Forex trading: Getting started

You may have heard great things about Forex trading and wondered whether it would be possible to find lucrative opportunities, that you could become involved with.

Forex trading is similar to stock trading in that you trade currency based on what you think the value is. The benefit of Forex trading is that you can buy and sell currency, just as easily, as the market is so large. Another global market used for trading is the Commodity market, which trades in primary resources such as gold, oil and natural gas.

What is Forex trading?

In simple terms, Forex trading involves trading currency. Forex is an acronym for “foreign exchange”. Forex or currency trading is a decentralised global market where all the world’s currencies trade takes place. It is the largest financial market in the world, with a daily turnover of around $5 trillion. Currencies are traded by financial institutions, retail businesses and corporations.

Who can become a Forex trader?

Anyone with a small amount of capital and a good deal of patience can become involved in Forex trading. However there is a considerable risk in trading, it is important to educate yourself first, in order to limit losses.

How much capital do I need?

You can start to Forex trade with as little as $300, however, it is advisable to have a bank of at least $1000 in order to act as a buffer in case any losses occur. This buffer will enable you to continue trading so that losses can be made up more quickly. $1,000 is considerably less than $25,000 you need to start trading on stocks. Traders shouldn’t risk more than 1 per cent of their account on a single trade transaction.

Practice first

Before you take the plunge and start trading with real money you should practice the process by setting up a forex trading demo account. The account will allow you to connect to the market and place trades in real time. The benefit being, that the money used is rather like monopoly money in that it’s not real.

By doing this you will be able to experience any losses and gains without any of the risks involved.Using a demo account will also allow you to practice all the methods used in forex trading. Although it sounds a long time it is advisable to practice using your demo account for 3 – 6 months. This will give you a clear track record of how markets flow.

Seek advice

Eventually, you will develop your own style and ideas for trading successfully. As a beginner, however, it’s a good idea to get advice from experts who have been trading for a while.

Seek advice from Forex books or maybe consider hiring the expertise from a forex trainer. The more preparation you put in at the start, the more successful and lucrative your trading will be.

Live trade

Eventually, you will feel confident enough to live trade, rather than trade on your demo account. This will feel daunting at first as you are risking your own money.

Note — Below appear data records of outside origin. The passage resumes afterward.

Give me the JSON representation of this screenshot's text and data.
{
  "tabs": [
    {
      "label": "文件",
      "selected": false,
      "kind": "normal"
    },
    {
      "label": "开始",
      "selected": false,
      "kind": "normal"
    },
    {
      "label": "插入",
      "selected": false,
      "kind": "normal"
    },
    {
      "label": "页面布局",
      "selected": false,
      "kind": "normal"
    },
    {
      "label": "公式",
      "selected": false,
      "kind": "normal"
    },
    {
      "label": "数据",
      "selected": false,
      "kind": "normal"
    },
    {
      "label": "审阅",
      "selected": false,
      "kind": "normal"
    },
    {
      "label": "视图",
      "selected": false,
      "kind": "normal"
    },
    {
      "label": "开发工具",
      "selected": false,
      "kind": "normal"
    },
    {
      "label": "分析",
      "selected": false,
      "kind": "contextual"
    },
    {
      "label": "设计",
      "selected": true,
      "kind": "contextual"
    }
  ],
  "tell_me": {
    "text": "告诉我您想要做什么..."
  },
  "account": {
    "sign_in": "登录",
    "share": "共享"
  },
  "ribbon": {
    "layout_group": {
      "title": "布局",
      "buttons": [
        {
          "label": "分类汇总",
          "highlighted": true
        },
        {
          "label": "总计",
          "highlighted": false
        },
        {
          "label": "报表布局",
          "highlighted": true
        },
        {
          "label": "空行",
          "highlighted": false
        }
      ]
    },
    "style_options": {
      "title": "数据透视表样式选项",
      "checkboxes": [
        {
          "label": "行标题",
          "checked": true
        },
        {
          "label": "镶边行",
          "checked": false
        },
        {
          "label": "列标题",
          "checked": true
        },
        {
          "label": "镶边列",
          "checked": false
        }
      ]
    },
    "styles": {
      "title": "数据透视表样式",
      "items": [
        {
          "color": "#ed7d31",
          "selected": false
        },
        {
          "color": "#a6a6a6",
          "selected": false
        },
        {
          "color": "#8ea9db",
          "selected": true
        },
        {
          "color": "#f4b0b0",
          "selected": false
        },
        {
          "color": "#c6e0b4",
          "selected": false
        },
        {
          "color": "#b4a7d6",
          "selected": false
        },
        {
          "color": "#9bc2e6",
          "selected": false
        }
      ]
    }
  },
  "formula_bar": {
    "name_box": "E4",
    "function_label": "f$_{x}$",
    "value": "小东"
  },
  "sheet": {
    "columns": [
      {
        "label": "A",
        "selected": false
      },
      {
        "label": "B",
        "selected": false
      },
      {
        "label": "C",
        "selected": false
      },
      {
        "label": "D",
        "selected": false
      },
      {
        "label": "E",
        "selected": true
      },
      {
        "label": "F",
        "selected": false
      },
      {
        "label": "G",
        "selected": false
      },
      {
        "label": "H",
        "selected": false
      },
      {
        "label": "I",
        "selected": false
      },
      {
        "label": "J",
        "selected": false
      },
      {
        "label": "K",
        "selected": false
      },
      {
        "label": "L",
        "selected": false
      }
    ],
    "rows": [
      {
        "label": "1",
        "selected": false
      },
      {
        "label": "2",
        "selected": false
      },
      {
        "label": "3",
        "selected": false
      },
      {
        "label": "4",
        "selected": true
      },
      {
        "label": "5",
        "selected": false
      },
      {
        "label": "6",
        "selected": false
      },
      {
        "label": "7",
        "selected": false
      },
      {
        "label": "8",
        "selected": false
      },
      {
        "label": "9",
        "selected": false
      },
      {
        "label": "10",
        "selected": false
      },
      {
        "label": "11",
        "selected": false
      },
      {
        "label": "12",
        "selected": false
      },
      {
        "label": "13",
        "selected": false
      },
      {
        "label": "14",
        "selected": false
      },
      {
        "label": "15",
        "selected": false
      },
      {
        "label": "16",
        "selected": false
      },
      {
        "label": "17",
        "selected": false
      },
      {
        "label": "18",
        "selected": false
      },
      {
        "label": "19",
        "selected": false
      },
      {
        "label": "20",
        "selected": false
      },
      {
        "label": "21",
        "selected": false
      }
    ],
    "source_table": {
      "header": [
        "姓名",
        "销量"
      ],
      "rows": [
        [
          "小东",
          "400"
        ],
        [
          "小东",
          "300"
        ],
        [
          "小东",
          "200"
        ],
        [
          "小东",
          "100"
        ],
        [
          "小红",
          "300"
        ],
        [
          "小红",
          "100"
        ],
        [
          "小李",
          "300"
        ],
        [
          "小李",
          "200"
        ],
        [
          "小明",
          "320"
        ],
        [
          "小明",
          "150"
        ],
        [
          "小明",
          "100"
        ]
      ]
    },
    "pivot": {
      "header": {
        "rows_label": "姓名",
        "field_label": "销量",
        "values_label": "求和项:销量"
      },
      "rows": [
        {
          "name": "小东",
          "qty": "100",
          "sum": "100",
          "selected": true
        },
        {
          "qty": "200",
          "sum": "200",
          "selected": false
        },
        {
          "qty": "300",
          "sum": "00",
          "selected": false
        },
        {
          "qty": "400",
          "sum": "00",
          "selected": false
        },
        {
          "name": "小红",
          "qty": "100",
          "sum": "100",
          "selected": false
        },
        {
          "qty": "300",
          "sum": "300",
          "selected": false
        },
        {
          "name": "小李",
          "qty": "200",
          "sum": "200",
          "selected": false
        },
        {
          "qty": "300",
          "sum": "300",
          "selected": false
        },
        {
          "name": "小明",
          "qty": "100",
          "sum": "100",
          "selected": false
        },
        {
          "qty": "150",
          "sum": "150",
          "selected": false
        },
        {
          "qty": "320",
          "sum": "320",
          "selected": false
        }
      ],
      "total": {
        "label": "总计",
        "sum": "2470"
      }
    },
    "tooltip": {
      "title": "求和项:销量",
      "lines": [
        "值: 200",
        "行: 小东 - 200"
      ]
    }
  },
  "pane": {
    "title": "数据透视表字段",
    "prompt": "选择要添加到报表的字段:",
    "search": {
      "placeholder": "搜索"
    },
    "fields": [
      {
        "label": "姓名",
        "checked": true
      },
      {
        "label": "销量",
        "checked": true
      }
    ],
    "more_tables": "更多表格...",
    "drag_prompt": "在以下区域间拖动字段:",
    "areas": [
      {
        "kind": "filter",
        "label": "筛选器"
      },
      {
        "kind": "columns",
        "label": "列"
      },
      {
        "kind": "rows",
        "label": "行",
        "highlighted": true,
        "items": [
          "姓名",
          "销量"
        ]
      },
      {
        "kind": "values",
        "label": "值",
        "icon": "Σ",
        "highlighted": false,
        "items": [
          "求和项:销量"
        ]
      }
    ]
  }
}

If you follow exactly what you have learned over the last six months from the demo process, books and advice from your forex trainer it should go relatively smoothly. The amount of money you make will depend on the currency you trade in, how much capital you have and what trading methods you use. Making money with forex trading should be seen as a long-term goal rather than short term. You will need to develop and hone your skills over time.

Avoid scams

One of the skills forex traders need to develop early on is the ability to recognise that not all operators in forex trading are honest. Signal sellers are one such example. Signal sellers offer a system which claims to identify when it’s best to buy or sell currencies.

The signal seller charges a fee for this service and they use very persuasive marketing strategies to get you to sign up. A good way of checking whether the seller is reputable or not is by using their services on your demo account first, before committing.

Forex management funds are mostly scam companies that offer the investor (you) to have their forex trades managed by skilled forex traders to increase profit. This means that your money is basically put into the hands of someone else, who can do exactly what they like with it. You could lose control of your money for no return.

In conclusion forex trading can bring great financial reward, however, it is not without high risk. By following the above tips you should be able to lower the chance of any major financial losses. The key to successful forex trading is education and practice.